Quels sont les enjeux auxquels doit faire face aujourd’hui l’OMC ? L’institution vient d’avoir un gros coup de bâton sur la tête récemment. Le Doha Round (cycle) lancé en 2001 sur la libéralisation du commerce international n’a pas eu de succès. Aucune décision n'a été prise. Et personne ne voit les négociations repartir au niveau de l’OMC. Les pays font tous des accords préférentiels. Ils négocient en bilatéral et non plus tout le monde ensemble. Donc pour une institution qui a toujours été l’hôte de round réussis apportant de la croissance, c’est quand même un coup dur. Le point de désaccord le plus important, à mon avis, aujourd’hui, c’est celui entre les États-Unis et la Chine qui porte sur une règle implicite à l’OMC, un statut qui concerne uniquement les pays en voie de développement, "un traitement spécial et différencié". Les Américains suivi plus mollement par les Européens, considère que la Chine est un pays suffisamment important et ne peut plus avoir un traitement spécial et différencié. Les Chinois disent qu’ils ont encore 700 millions de gens vraiment pauvres. Le pays est en développement sérieux sur deux tiers de la population. La Chine considère qu’elle a encore besoin d’un traitement spécial différencié. Il y a eu un clash violent il y a deux ans qui condamnent les négociations du cycle de Doha. Les Américains ne supportent plus la Chine.

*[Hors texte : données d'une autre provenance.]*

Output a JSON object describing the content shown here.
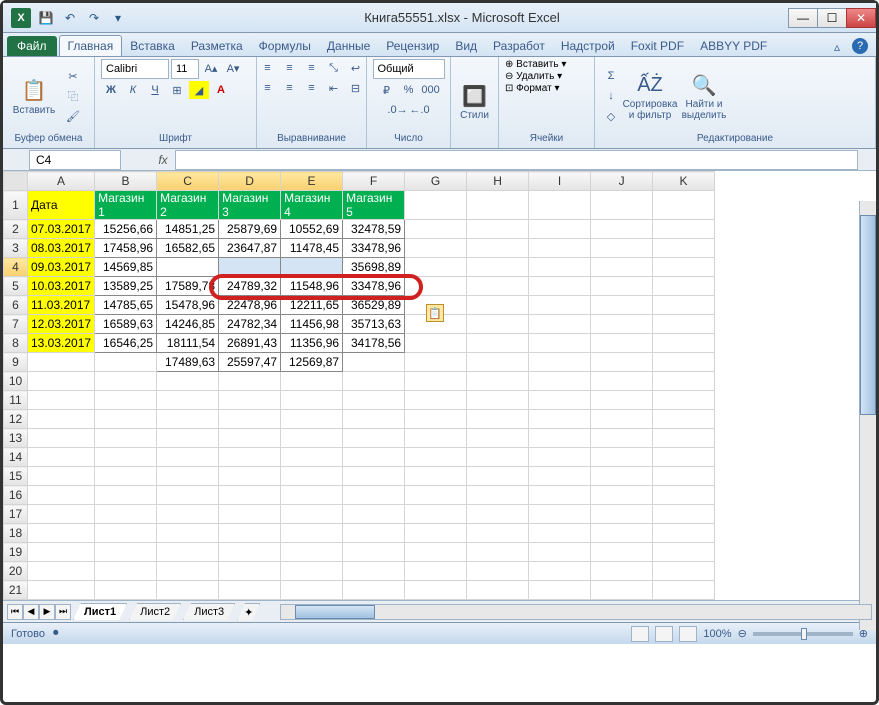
{
  "window": {
    "title": "Книга55551.xlsx - Microsoft Excel"
  },
  "qat": {
    "save": "💾",
    "undo": "↶",
    "redo": "↷"
  },
  "tabs": {
    "file": "Файл",
    "items": [
      "Главная",
      "Вставка",
      "Разметка",
      "Формулы",
      "Данные",
      "Рецензир",
      "Вид",
      "Разработ",
      "Надстрой",
      "Foxit PDF",
      "ABBYY PDF"
    ],
    "active_index": 0
  },
  "ribbon": {
    "clipboard": {
      "label": "Буфер обмена",
      "paste": "Вставить"
    },
    "font": {
      "label": "Шрифт",
      "name": "Calibri",
      "size": "11"
    },
    "align": {
      "label": "Выравнивание"
    },
    "number": {
      "label": "Число",
      "format": "Общий"
    },
    "styles": {
      "label": "Стили",
      "btn": "Стили"
    },
    "cells": {
      "label": "Ячейки",
      "insert": "Вставить",
      "delete": "Удалить",
      "format": "Формат"
    },
    "editing": {
      "label": "Редактирование",
      "sort": "Сортировка и фильтр",
      "find": "Найти и выделить"
    }
  },
  "formula_bar": {
    "name_box": "C4",
    "fx": "fx",
    "formula": ""
  },
  "grid": {
    "cols": [
      "A",
      "B",
      "C",
      "D",
      "E",
      "F",
      "G",
      "H",
      "I",
      "J",
      "K"
    ],
    "active_cols": [
      "C",
      "D",
      "E"
    ],
    "active_row": 4,
    "rows": [
      {
        "n": 1,
        "A": "Дата",
        "B": "Магазин 1",
        "C": "Магазин 2",
        "D": "Магазин 3",
        "E": "Магазин 4",
        "F": "Магазин 5",
        "header": true
      },
      {
        "n": 2,
        "A": "07.03.2017",
        "B": "15256,66",
        "C": "14851,25",
        "D": "25879,69",
        "E": "10552,69",
        "F": "32478,59"
      },
      {
        "n": 3,
        "A": "08.03.2017",
        "B": "17458,96",
        "C": "16582,65",
        "D": "23647,87",
        "E": "11478,45",
        "F": "33478,96"
      },
      {
        "n": 4,
        "A": "09.03.2017",
        "B": "14569,85",
        "C": "",
        "D": "",
        "E": "",
        "F": "35698,89",
        "sel": true
      },
      {
        "n": 5,
        "A": "10.03.2017",
        "B": "13589,25",
        "C": "17589,78",
        "D": "24789,32",
        "E": "11548,96",
        "F": "33478,96"
      },
      {
        "n": 6,
        "A": "11.03.2017",
        "B": "14785,65",
        "C": "15478,96",
        "D": "22478,96",
        "E": "12211,65",
        "F": "36529,89"
      },
      {
        "n": 7,
        "A": "12.03.2017",
        "B": "16589,63",
        "C": "14246,85",
        "D": "24782,34",
        "E": "11456,98",
        "F": "35713,63"
      },
      {
        "n": 8,
        "A": "13.03.2017",
        "B": "16546,25",
        "C": "18111,54",
        "D": "26891,43",
        "E": "11356,96",
        "F": "34178,56"
      },
      {
        "n": 9,
        "A": "",
        "B": "",
        "C": "17489,63",
        "D": "25597,47",
        "E": "12569,87",
        "F": ""
      },
      {
        "n": 10
      },
      {
        "n": 11
      },
      {
        "n": 12
      },
      {
        "n": 13
      },
      {
        "n": 14
      },
      {
        "n": 15
      },
      {
        "n": 16
      },
      {
        "n": 17
      },
      {
        "n": 18
      },
      {
        "n": 19
      },
      {
        "n": 20
      },
      {
        "n": 21
      }
    ]
  },
  "sheets": {
    "items": [
      "Лист1",
      "Лист2",
      "Лист3"
    ],
    "active_index": 0
  },
  "status": {
    "ready": "Готово",
    "zoom": "100%"
  }
}
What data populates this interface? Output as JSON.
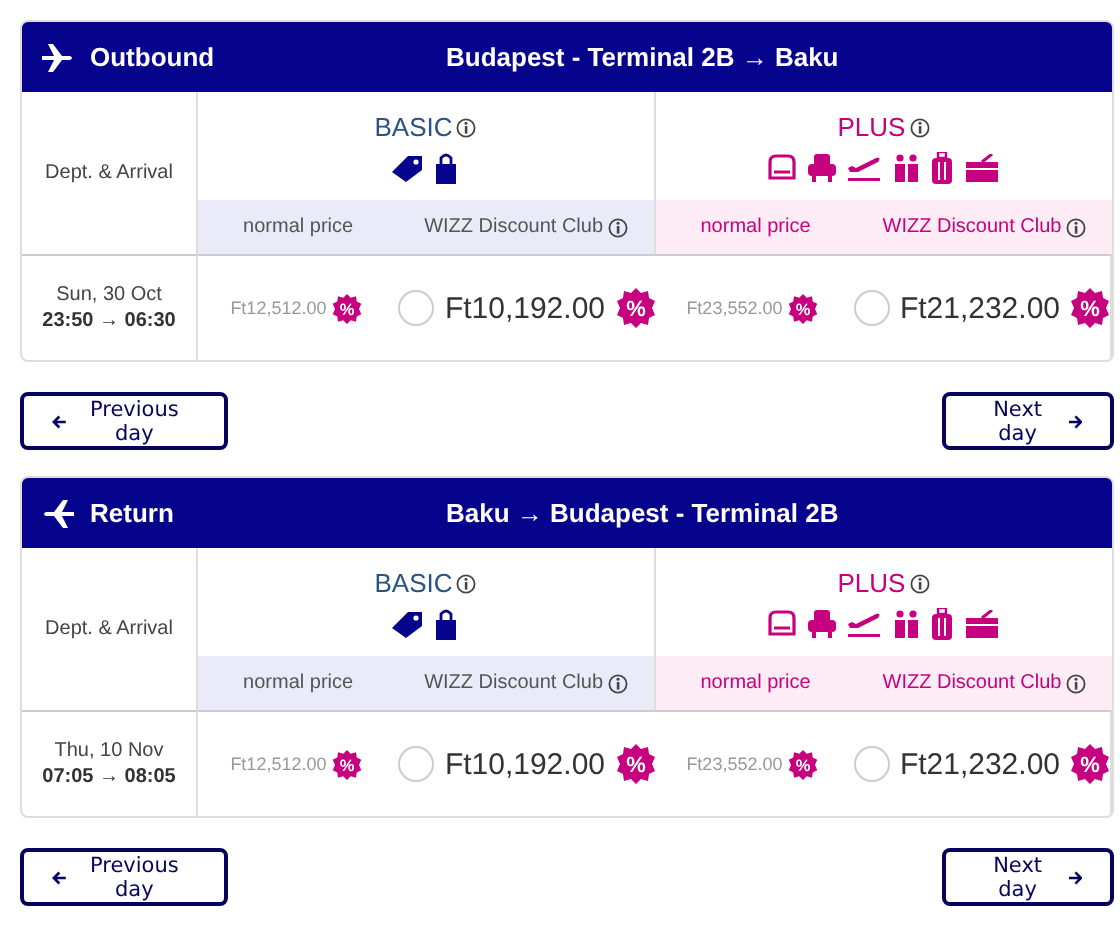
{
  "flights": [
    {
      "kind": "outbound",
      "label": "Outbound",
      "route": "Budapest - Terminal 2B → Baku",
      "time_heading": "Dept. & Arrival",
      "date": "Sun, 30 Oct",
      "times": "23:50 → 06:30",
      "fares": [
        {
          "kind": "basic",
          "name": "BASIC",
          "normal_label": "normal price",
          "club_label": "WIZZ Discount Club",
          "normal_price": "Ft12,512.00",
          "normal_badge": "%",
          "club_price": "Ft10,192.00",
          "club_badge": "%",
          "selected": false
        },
        {
          "kind": "plus",
          "name": "PLUS",
          "normal_label": "normal price",
          "club_label": "WIZZ Discount Club",
          "normal_price": "Ft23,552.00",
          "normal_badge": "%",
          "club_price": "Ft21,232.00",
          "club_badge": "%",
          "selected": false
        }
      ],
      "prev_button": "Previous day",
      "next_button": "Next day"
    },
    {
      "kind": "return",
      "label": "Return",
      "route": "Baku → Budapest - Terminal 2B",
      "time_heading": "Dept. & Arrival",
      "date": "Thu, 10 Nov",
      "times": "07:05 → 08:05",
      "fares": [
        {
          "kind": "basic",
          "name": "BASIC",
          "normal_label": "normal price",
          "club_label": "WIZZ Discount Club",
          "normal_price": "Ft12,512.00",
          "normal_badge": "%",
          "club_price": "Ft10,192.00",
          "club_badge": "%",
          "selected": false
        },
        {
          "kind": "plus",
          "name": "PLUS",
          "normal_label": "normal price",
          "club_label": "WIZZ Discount Club",
          "normal_price": "Ft23,552.00",
          "normal_badge": "%",
          "club_price": "Ft21,232.00",
          "club_badge": "%",
          "selected": false
        }
      ],
      "prev_button": "Previous day",
      "next_button": "Next day"
    }
  ]
}
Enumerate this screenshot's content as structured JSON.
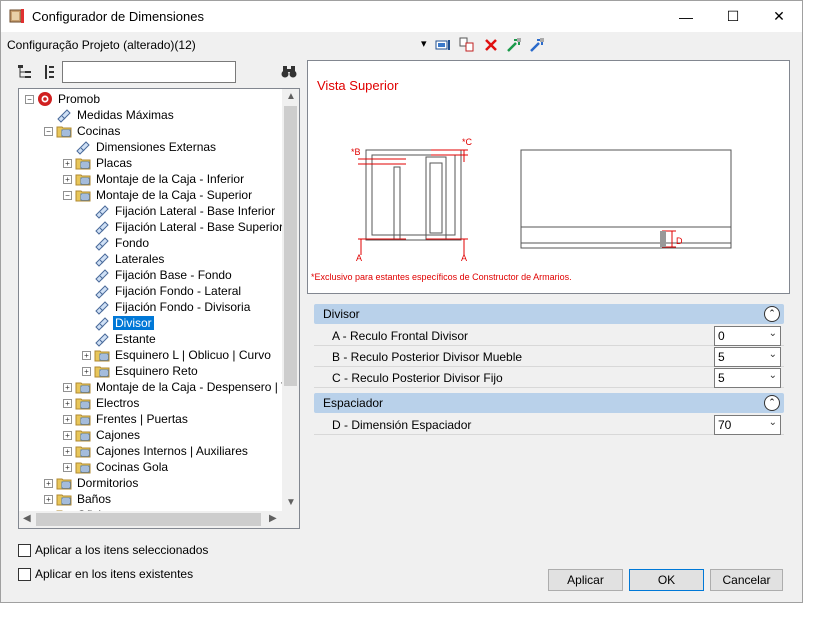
{
  "window": {
    "title": "Configurador de Dimensiones",
    "minimize": "—",
    "maximize": "☐",
    "close": "✕"
  },
  "toolbar": {
    "config_label": "Configuração Projeto (alterado)(12)",
    "dropdown_arrow": "▾"
  },
  "tree": {
    "items": [
      {
        "label": "Promob",
        "level": 0,
        "exp": "−",
        "icon": "promob-logo-icon"
      },
      {
        "label": "Medidas Máximas",
        "level": 1,
        "exp": "",
        "icon": "tag-icon"
      },
      {
        "label": "Cocinas",
        "level": 1,
        "exp": "−",
        "icon": "folder-icon"
      },
      {
        "label": "Dimensiones Externas",
        "level": 2,
        "exp": "",
        "icon": "tag-icon"
      },
      {
        "label": "Placas",
        "level": 2,
        "exp": "+",
        "icon": "folder-icon"
      },
      {
        "label": "Montaje de la Caja - Inferior",
        "level": 2,
        "exp": "+",
        "icon": "folder-icon"
      },
      {
        "label": "Montaje de la Caja - Superior",
        "level": 2,
        "exp": "−",
        "icon": "folder-icon"
      },
      {
        "label": "Fijación Lateral - Base Inferior",
        "level": 3,
        "exp": "",
        "icon": "tag-icon"
      },
      {
        "label": "Fijación Lateral - Base Superior",
        "level": 3,
        "exp": "",
        "icon": "tag-icon"
      },
      {
        "label": "Fondo",
        "level": 3,
        "exp": "",
        "icon": "tag-icon"
      },
      {
        "label": "Laterales",
        "level": 3,
        "exp": "",
        "icon": "tag-icon"
      },
      {
        "label": " Fijación Base - Fondo",
        "level": 3,
        "exp": "",
        "icon": "tag-icon"
      },
      {
        "label": "Fijación Fondo - Lateral",
        "level": 3,
        "exp": "",
        "icon": "tag-icon"
      },
      {
        "label": "Fijación Fondo - Divisoria",
        "level": 3,
        "exp": "",
        "icon": "tag-icon"
      },
      {
        "label": "Divisor",
        "level": 3,
        "exp": "",
        "icon": "tag-icon",
        "selected": true
      },
      {
        "label": "Estante",
        "level": 3,
        "exp": "",
        "icon": "tag-icon"
      },
      {
        "label": "Esquinero L | Oblicuo | Curvo",
        "level": 3,
        "exp": "+",
        "icon": "folder-icon"
      },
      {
        "label": "Esquinero Reto",
        "level": 3,
        "exp": "+",
        "icon": "folder-icon"
      },
      {
        "label": "Montaje de la Caja - Despensero | Torre",
        "level": 2,
        "exp": "+",
        "icon": "folder-icon"
      },
      {
        "label": "Electros",
        "level": 2,
        "exp": "+",
        "icon": "folder-icon"
      },
      {
        "label": "Frentes | Puertas",
        "level": 2,
        "exp": "+",
        "icon": "folder-icon"
      },
      {
        "label": "Cajones",
        "level": 2,
        "exp": "+",
        "icon": "folder-icon"
      },
      {
        "label": "Cajones Internos | Auxiliares",
        "level": 2,
        "exp": "+",
        "icon": "folder-icon"
      },
      {
        "label": "Cocinas Gola",
        "level": 2,
        "exp": "+",
        "icon": "folder-icon"
      },
      {
        "label": "Dormitorios",
        "level": 1,
        "exp": "+",
        "icon": "folder-icon"
      },
      {
        "label": "Baños",
        "level": 1,
        "exp": "+",
        "icon": "folder-icon"
      },
      {
        "label": "Oficina",
        "level": 1,
        "exp": "+",
        "icon": "folder-icon"
      }
    ]
  },
  "preview": {
    "title": "Vista Superior",
    "note": "*Exclusivo para estantes específicos de Constructor de Armarios.",
    "labels": {
      "a": "A",
      "b": "*B",
      "c": "*C",
      "d": "D"
    },
    "accent": "#e00000"
  },
  "groups": [
    {
      "title": "Divisor",
      "toggle": "⌃",
      "props": [
        {
          "name": "A - Reculo Frontal Divisor",
          "value": "0"
        },
        {
          "name": "B - Reculo Posterior Divisor Mueble",
          "value": "5"
        },
        {
          "name": "C - Reculo Posterior Divisor Fijo",
          "value": "5"
        }
      ]
    },
    {
      "title": "Espaciador",
      "toggle": "⌃",
      "props": [
        {
          "name": "D - Dimensión Espaciador",
          "value": "70"
        }
      ]
    }
  ],
  "options": {
    "apply_selected": "Aplicar a los itens seleccionados",
    "apply_existing": "Aplicar en los itens existentes"
  },
  "buttons": {
    "apply": "Aplicar",
    "ok": "OK",
    "cancel": "Cancelar"
  },
  "chevron": "⌄",
  "colors": {
    "group_header": "#b9d1ea",
    "selection": "#0078d7",
    "folder": "#e8c65a"
  }
}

L’Europe est absolument inerte et tellement absorbée par la crise que l’on en compte plus. Et la Chine n’est pas devenue le pays suffisamment sûr de lui-même pour dire qu’il fait des efforts. Ce blocage des négociations nuit-il à l’OMC ? Ça remet en cause l’institution et encore ce n’est pas grave. Ce ne serait pas la première qui disparaîtrait. C’est une question pour la stabilité mondiale que permet l’institution et qui est capitale. Les firmes à l’heure actuelle ne produisent pas un produit dans un seul endroit. Elles ont souvent besoin d'au moins 20 à 30 pays pour faire un produit. Cela peut marcher si vous avez un minimum de stabilité juridique. Le risque d’une mise en sommeil de l’OMC, ce sont des guerres commerciales mondiales. Et c’est la spirale que l’on a connue dans les années 30.
Eclairage
Organisation Mondiale du Commerce (OMC) s'occupe des règles régissant le commerce entre les pays et relevant des marchandises, des services, de la propriété intellectuelle et des droits de douanes.
Banque Mondiale est un organisme de financement pour les pays les plus pauvres. Elle se compose de deux insitutions : la Banque internationale pour la reconstruction et le développement (BIRD) et l'Association internationale de développement (IDA).